Did you know there are over 121,297 kilometers of organized snowmobile trails in Canada (source: Canadian Council of Snowmobile Organizations)? It is no wonder with our snow-filled winters this sport has made fresh tracks across the country.
For many Ontarians, winter means snowmobile season. By ensuring the protection of your equipment and having coverage, should you injure yourself or others, you can hit the great wide snowy open with confidence.
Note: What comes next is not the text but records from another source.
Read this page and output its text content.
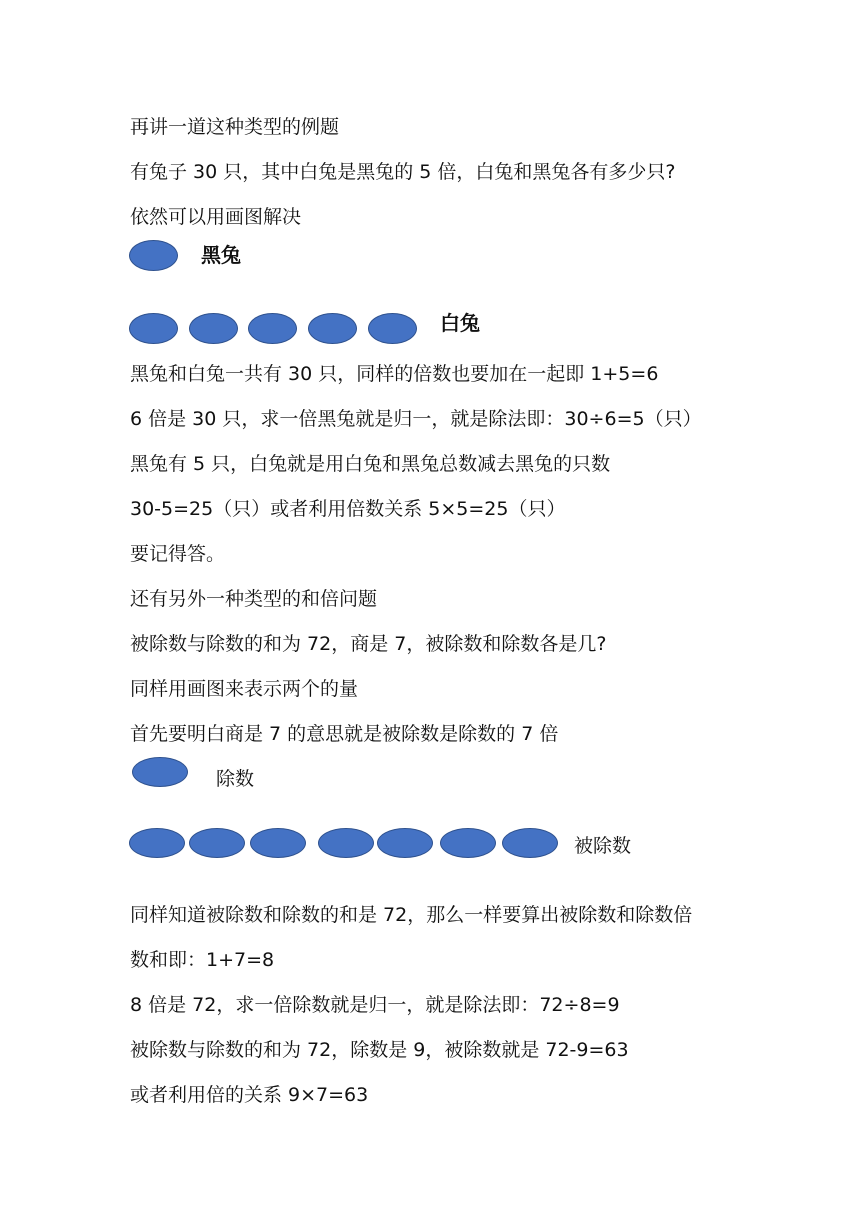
再讲一道这种类型的例题
有兔子 30 只，其中白兔是黑兔的 5 倍，白兔和黑兔各有多少只?
依然可以用画图解决
黑兔
白兔
黑兔和白兔一共有 30 只，同样的倍数也要加在一起即 1+5=6
6 倍是 30 只，求一倍黑兔就是归一，就是除法即：30÷6=5（只）
黑兔有 5 只，白兔就是用白兔和黑兔总数减去黑兔的只数
30-5=25（只）或者利用倍数关系 5×5=25（只）
要记得答。
还有另外一种类型的和倍问题
被除数与除数的和为 72，商是 7，被除数和除数各是几?
同样用画图来表示两个的量
首先要明白商是 7 的意思就是被除数是除数的 7 倍
除数
被除数
同样知道被除数和除数的和是 72，那么一样要算出被除数和除数倍
数和即：1+7=8
8 倍是 72，求一倍除数就是归一，就是除法即：72÷8=9
被除数与除数的和为 72，除数是 9，被除数就是 72-9=63
或者利用倍的关系 9×7=63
At Gifford Carr, we like to hit the trails too, which means our experts across Ontario understand the needs for snowmobile coverage. Being familiar with the trails from Northern Ontario, through Algonquin Park, and surrounding Ottawa/Gatineau, our team can work with you to find the coverage suited for your needs. Work with an expert, so you can hit the trails – full throttle.
FACTORS CONSIDERED IN YOUR SNOWMOBILE COVERAGE:
- Location (based on your home postal code)
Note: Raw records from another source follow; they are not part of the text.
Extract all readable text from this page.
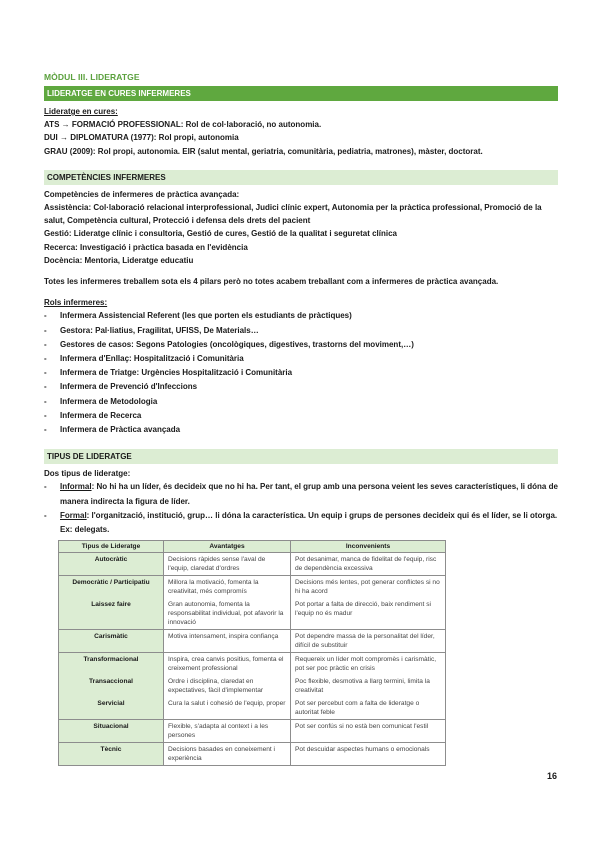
MÒDUL III. LIDERATGE
LIDERATGE EN CURES INFERMERES
Lideratge en cures:
ATS → FORMACIÓ PROFESSIONAL: Rol de col·laboració, no autonomia.
DUI → DIPLOMATURA (1977): Rol propi, autonomia
GRAU (2009): Rol propi, autonomia. EIR (salut mental, geriatria, comunitària, pediatria, matrones), màster, doctorat.
COMPETÈNCIES INFERMERES
Competències de infermeres de pràctica avançada:
Assistència: Col·laboració relacional interprofessional, Judici clínic expert, Autonomia per la pràctica professional, Promoció de la salut, Competència cultural, Protecció i defensa dels drets del pacient
Gestió: Lideratge clínic i consultoria, Gestió de cures, Gestió de la qualitat i seguretat clínica
Recerca: Investigació i pràctica basada en l'evidència
Docència: Mentoria, Lideratge educatiu
Totes les infermeres treballem sota els 4 pilars però no totes acabem treballant com a infermeres de pràctica avançada.
Rols infermeres:
- Infermera Assistencial Referent (les que porten els estudiants de pràctiques)
- Gestora: Pal·liatius, Fragilitat, UFISS, De Materials…
- Gestores de casos: Segons Patologies (oncològiques, digestives, trastorns del moviment,…)
- Infermera d'Enllaç: Hospitalització i Comunitària
- Infermera de Triatge: Urgències Hospitalització i Comunitària
- Infermera de Prevenció d'Infeccions
- Infermera de Metodologia
- Infermera de Recerca
- Infermera de Pràctica avançada
TIPUS DE LIDERATGE
Dos tipus de lideratge:
- Informal: No hi ha un líder, és decideix que no hi ha. Per tant, el grup amb una persona veient les seves característiques, li dóna de manera indirecta la figura de líder.
- Formal: l'organització, institució, grup… li dóna la característica. Un equip i grups de persones decideix qui és el líder, se li otorga. Ex: delegats.
Tipus de Lideratge	Avantatges	Inconvenients
Autocràtic	Decisions ràpides sense l'aval de l'equip, claredat d'ordres	Pot desanimar, manca de fidelitat de l'equip, risc de dependència excessiva
Democràtic / Participatiu	Millora la motivació, fomenta la creativitat, més compromís	Decisions més lentes, pot generar conflictes si no hi ha acord
Laissez faire	Gran autonomia, fomenta la responsabilitat individual, pot afavorir la innovació	Pot portar a falta de direcció, baix rendiment si l'equip no és madur
Carismàtic	Motiva intensament, inspira confiança	Pot dependre massa de la personalitat del líder, difícil de substituir
Transformacional	Inspira, crea canvis positius, fomenta el creixement professional	Requereix un líder molt compromès i carismàtic, pot ser poc pràctic en crisis
Transaccional	Ordre i disciplina, claredat en expectatives, fàcil d'implementar	Poc flexible, desmotiva a llarg termini, limita la creativitat
Servicial	Cura la salut i cohesió de l'equip, proper	Pot ser percebut com a falta de lideratge o autoritat feble
Situacional	Flexible, s'adapta al context i a les persones	Pot ser confús si no està ben comunicat l'estil
Tècnic	Decisions basades en coneixement i experiència	Pot descuidar aspectes humans o emocionals
16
- Age and experience of the driver
- Year, make, model, and value of the sled
- Two-stroke or four-stroke as well as the cubic centimeter (CC’s) of the sled (ie. its engine power)
Snowmobile Insurance Solutions
What does snowmobile insurance cover?
For snowmobile insurance, you can purchase specific coverage for your type of sled. A comprehensive (standard) package will include collision, comprehensive liability, however, snowmobile insurance must contain the following minimum coverages:
- Third-Party Liability Coverage of at least $2,000,000 protects you if a third party is killed, injured, or has their property damaged. If you are sued, this coverage pays the claim up to the limit of your coverage as well as the cost of settling the claim(s).
- Statutory Accident Benefits Coverage provides supplementary medical rehabilitation, attendant care, caregiver, non-earner and income replacement if you are killed or injured in an accident, regardless of the party responsible.
- Direct Compensation – Property Damage (DCPD) Coverage pays for the damage to your vehicle and its contents if another party is at fault for an accident that occurs in Ontario and if the driver is insured by an insurance company licensed in Ontario.
- Uninsured Automobile Coverage provides financial compensation of up to $25,000 (subject to a deductible) for you and your family if you are injured or killed by an unidentified driver or by an uninsured motorist. This also covers damage to your vehicle caused by an unidentified driver.
How are snowmobile premiums determined?
There are many different factors that go into snowmobile insurance rating. Snowmobile rates are typically based on:
- Sleds value, size and power
- The age and experience of the principal driver
- Location (based on your home address)
Do I need snowmobile coverage in the summer?
Insurance companies are aware that snowmobiles are only driven during the winter period, and they account for that in your annual premium.
Even if your premium accrues through the winter season, your insurance payments account for it. What does that mean? Insurance companies adjust the policy with the understanding the use is seasonal and even out payments throughout the year. So if you cancel before year-end, you may have a bill to pay to make up for the premium incurred through the peak winter season.
Plus, an added benefit with an annual comprehensive coverage package in place, your sled will be protected – even when it’s in storage. This means risks like theft, fire, wind, while stored away for the season may be covered. If you cancel the policy, that coverage will not be available while in storage should a covered peril (risk) occur. The annual coverage provides that added peace of mind, year-round. Plus, combining your snowmobile coverage with your car, home, or other insurance policies may offer cost savings on your snowmobile premiums.
Is snowmobile insurance required?
In Ontario, snowmobile insurance is mandatory unless you are ONLY driving your vehicle on your property.
Even if you only ride your vehicle for a short time (though with Ontario winters lasting longer you will definitely have more riding time), a full year policy is required as it is rated keeping the length of the season in mind.
Who can legally drive a snowmobile?
Everyone over the age of 12.
But, there are rules for drivers between 12-15 years old and those who do not have a valid auto driver’s license. If you fall into this category, you would require a motorized snow vehicle operator’s license (MSVOL) to operate a snowmobile.